"Never as a husband, though dearly as a friend."
"Fancy, all! You would love him with all a true wife's devotion ere long. In girls of your age, love always comes after marriage, it is unnecessary before it. You little know how dear and loveable he is, and how gallant too! What wrote Sir Ralph Abercrombie to the Duke of York concerning him, after that affair at the Helder? 'The bravery of the Honourable Captain Crawford, of the 3rd Guards, in the action of the 27th instant, forms one of the most brilliant episodes of the war in Holland!'"
Flora gave an almost imperceptible shrug of her white shoulders, for praises of Cosmo's valour at the Helder had been a daily story of the old lady for some time past. Slight though the shrug and the smile that accompanied it, Lady Rohallion detected them, and her eyes sparkled brightly with anger. She arose with ineffable hauteur, and shook out her flounces, as a swan ruffles its pinions, to their fullest extent.

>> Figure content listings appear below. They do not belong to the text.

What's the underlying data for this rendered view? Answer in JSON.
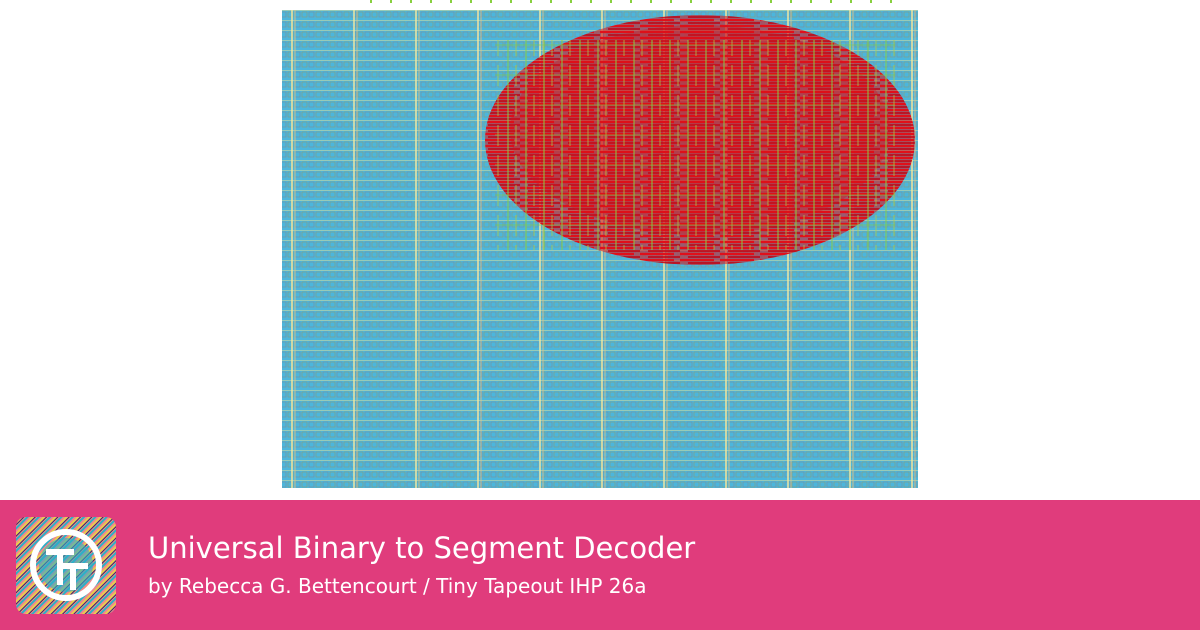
{
  "header": {
    "title": "Universal Binary to Segment Decoder",
    "subtitle": "by Rebecca G. Bettencourt / Tiny Tapeout IHP 26a"
  }
}
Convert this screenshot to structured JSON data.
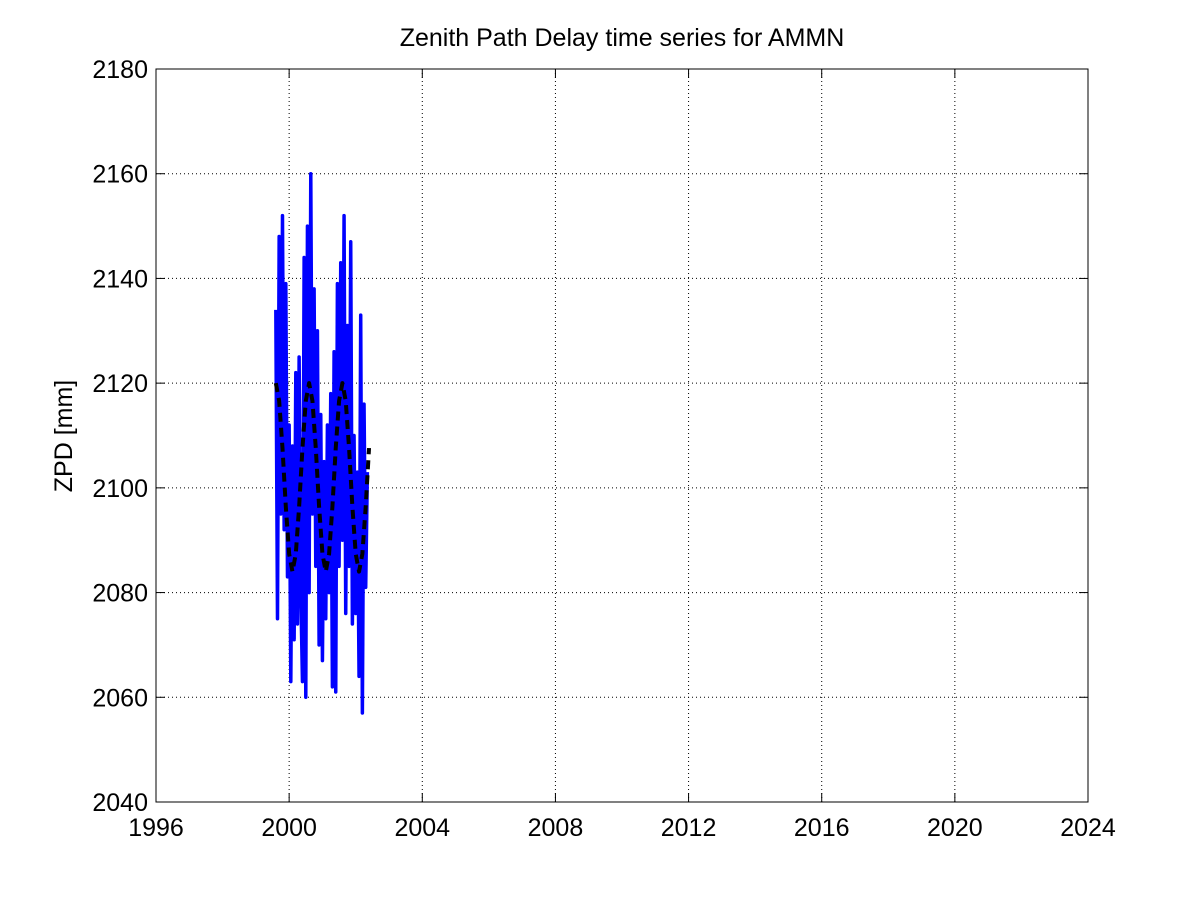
{
  "chart_data": {
    "type": "line",
    "title": "Zenith Path Delay time series for AMMN",
    "ylabel": "ZPD [mm]",
    "xlim": [
      1996,
      2024
    ],
    "xticks": [
      1996,
      2000,
      2004,
      2008,
      2012,
      2016,
      2020,
      2024
    ],
    "ylim": [
      2040,
      2180
    ],
    "yticks": [
      2040,
      2060,
      2080,
      2100,
      2120,
      2140,
      2160,
      2180
    ],
    "grid": true,
    "series": [
      {
        "color": "#0000ff",
        "line_style": "solid",
        "x": [
          1999.6,
          1999.65,
          1999.7,
          1999.75,
          1999.8,
          1999.85,
          1999.9,
          1999.95,
          2000.0,
          2000.05,
          2000.1,
          2000.15,
          2000.2,
          2000.25,
          2000.3,
          2000.35,
          2000.4,
          2000.45,
          2000.5,
          2000.55,
          2000.6,
          2000.65,
          2000.7,
          2000.75,
          2000.8,
          2000.85,
          2000.9,
          2000.95,
          2001.0,
          2001.05,
          2001.1,
          2001.15,
          2001.2,
          2001.25,
          2001.3,
          2001.35,
          2001.4,
          2001.45,
          2001.5,
          2001.55,
          2001.6,
          2001.65,
          2001.7,
          2001.75,
          2001.8,
          2001.85,
          2001.9,
          2001.95,
          2002.0,
          2002.05,
          2002.1,
          2002.15,
          2002.2,
          2002.25,
          2002.3,
          2002.35
        ],
        "values": [
          2134,
          2075,
          2148,
          2095,
          2152,
          2092,
          2139,
          2083,
          2112,
          2063,
          2108,
          2071,
          2122,
          2074,
          2125,
          2080,
          2063,
          2144,
          2060,
          2150,
          2080,
          2160,
          2095,
          2138,
          2085,
          2130,
          2070,
          2114,
          2067,
          2105,
          2075,
          2112,
          2080,
          2118,
          2062,
          2126,
          2061,
          2139,
          2085,
          2143,
          2090,
          2152,
          2076,
          2131,
          2085,
          2147,
          2074,
          2110,
          2076,
          2103,
          2064,
          2133,
          2057,
          2116,
          2081,
          2103
        ]
      },
      {
        "color": "#000000",
        "line_style": "dashed",
        "x": [
          1999.6,
          1999.7,
          1999.8,
          1999.9,
          2000.0,
          2000.1,
          2000.2,
          2000.3,
          2000.4,
          2000.5,
          2000.6,
          2000.7,
          2000.8,
          2000.9,
          2001.0,
          2001.1,
          2001.2,
          2001.3,
          2001.4,
          2001.5,
          2001.6,
          2001.7,
          2001.8,
          2001.9,
          2002.0,
          2002.1,
          2002.2,
          2002.3,
          2002.4
        ],
        "values": [
          2120,
          2116.6,
          2107.6,
          2096.4,
          2087.4,
          2084,
          2087.4,
          2096.4,
          2107.6,
          2116.6,
          2120,
          2116.6,
          2107.6,
          2096.4,
          2087.4,
          2084,
          2087.4,
          2096.4,
          2107.6,
          2116.6,
          2120,
          2116.6,
          2107.6,
          2096.4,
          2087.4,
          2084,
          2087.4,
          2096.4,
          2107.6
        ]
      }
    ]
  }
}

"Miss Warrender," said she, with her hands folded before her, and her powdered head borne very erect indeed, "is it possible that this strange opposition alike to the earnest wishes of the living and of the dead, arises from a cause which I have hitherto disdained to approach or allude to—as a species of midsummer madness—a love for the luckless lad to whom for so many years we have extended the hand of protection, Quentin Kennedy?"

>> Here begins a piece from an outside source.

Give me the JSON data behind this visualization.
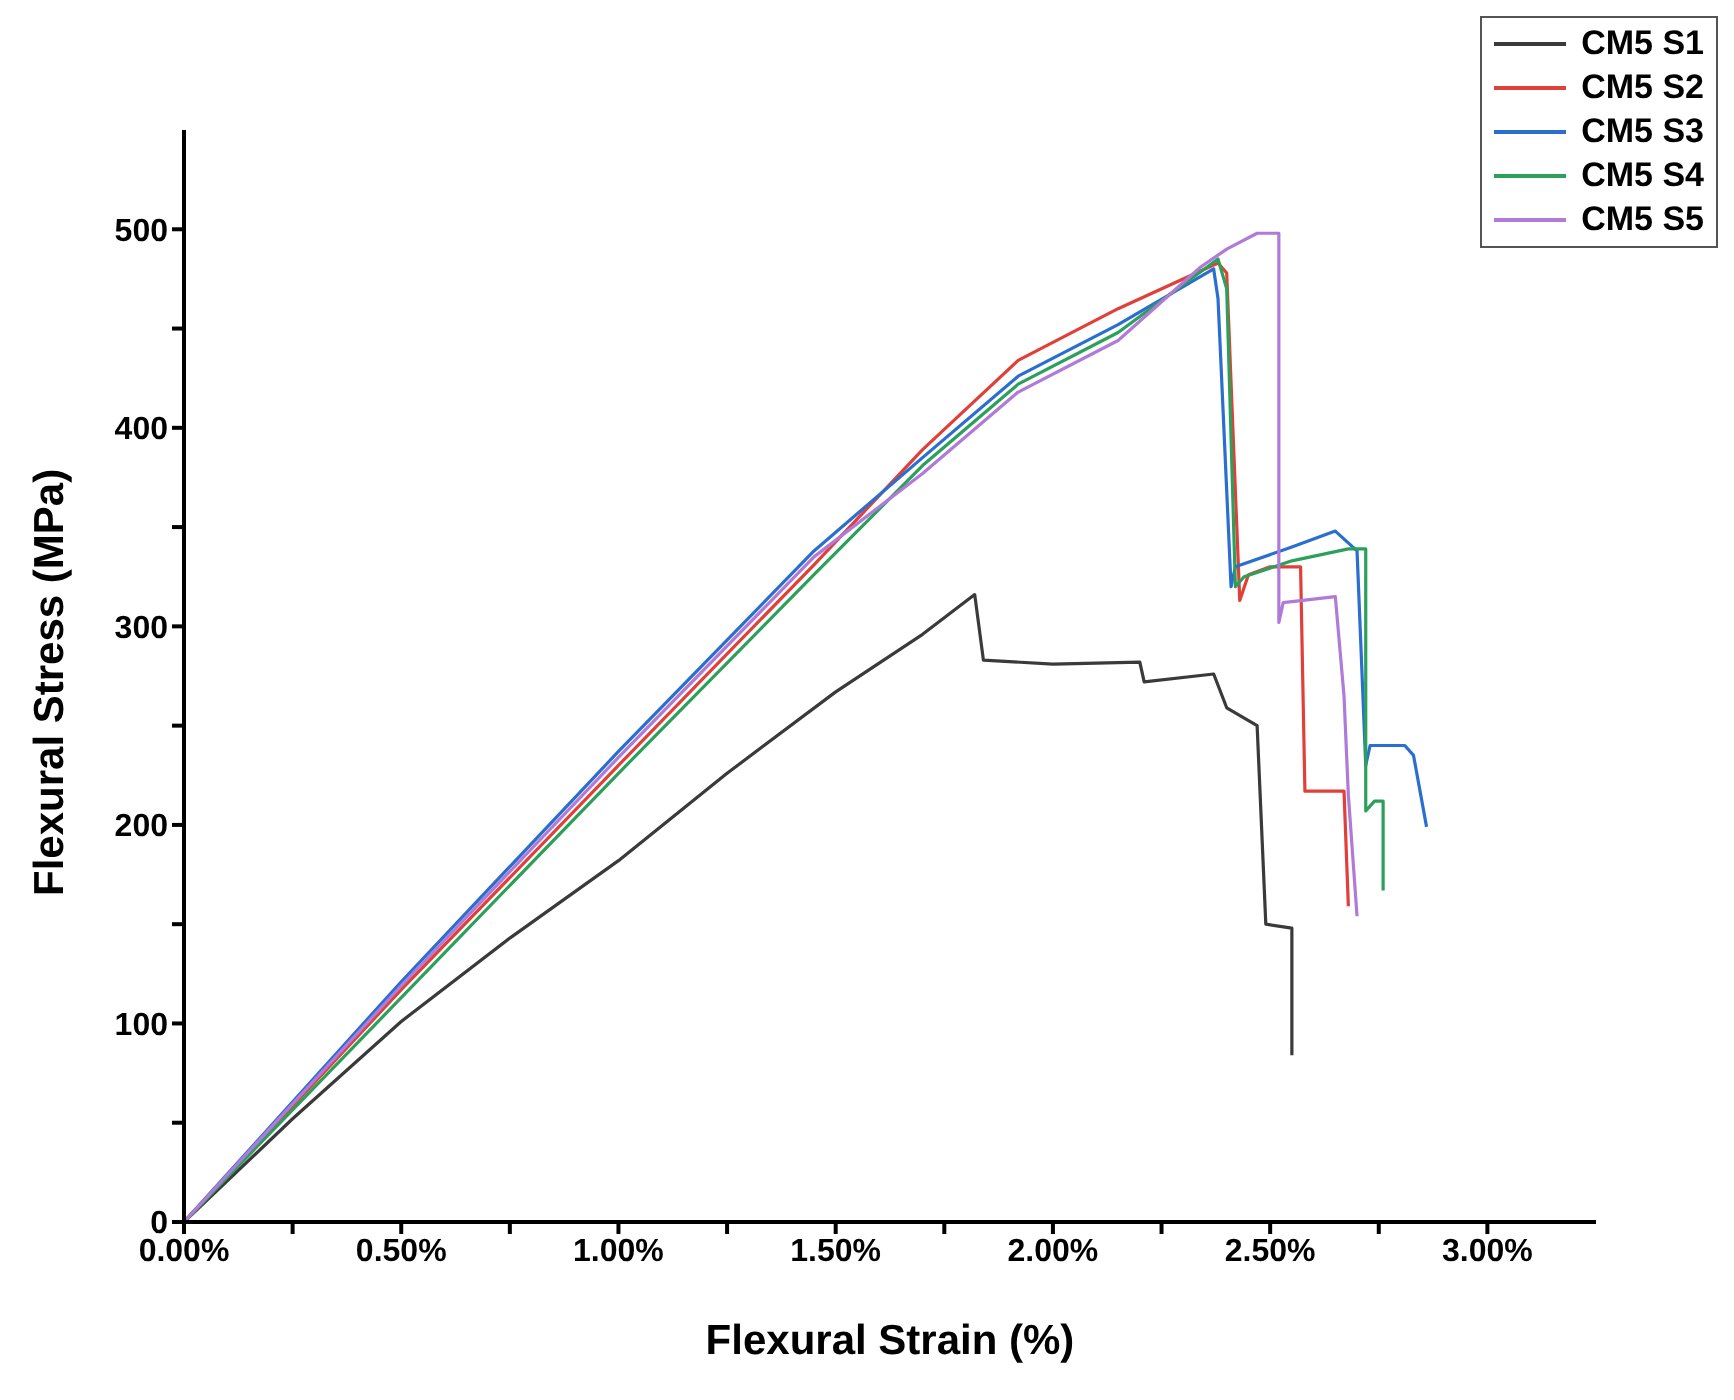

At the name which concluded this formal exordium, a deep blush suffused the delicate neck of Flora; but, as her back was to the lighted candles, the questioner did not perceive it, though scrutinising her keenly.
"And why, madam, may I not love poor Quentin, if I choose?" asked the wilful Flora, bluntly.
"Because he is, as you justly named him, poor," replied the other, with calm asperity.
"But I am rich," urged Flora, laughing through all her annoyance, with an irresistible desire to pique Lady Rohallion.
"He is nameless."
"How know we that, madam? Kennedy is as good a name as Warrender."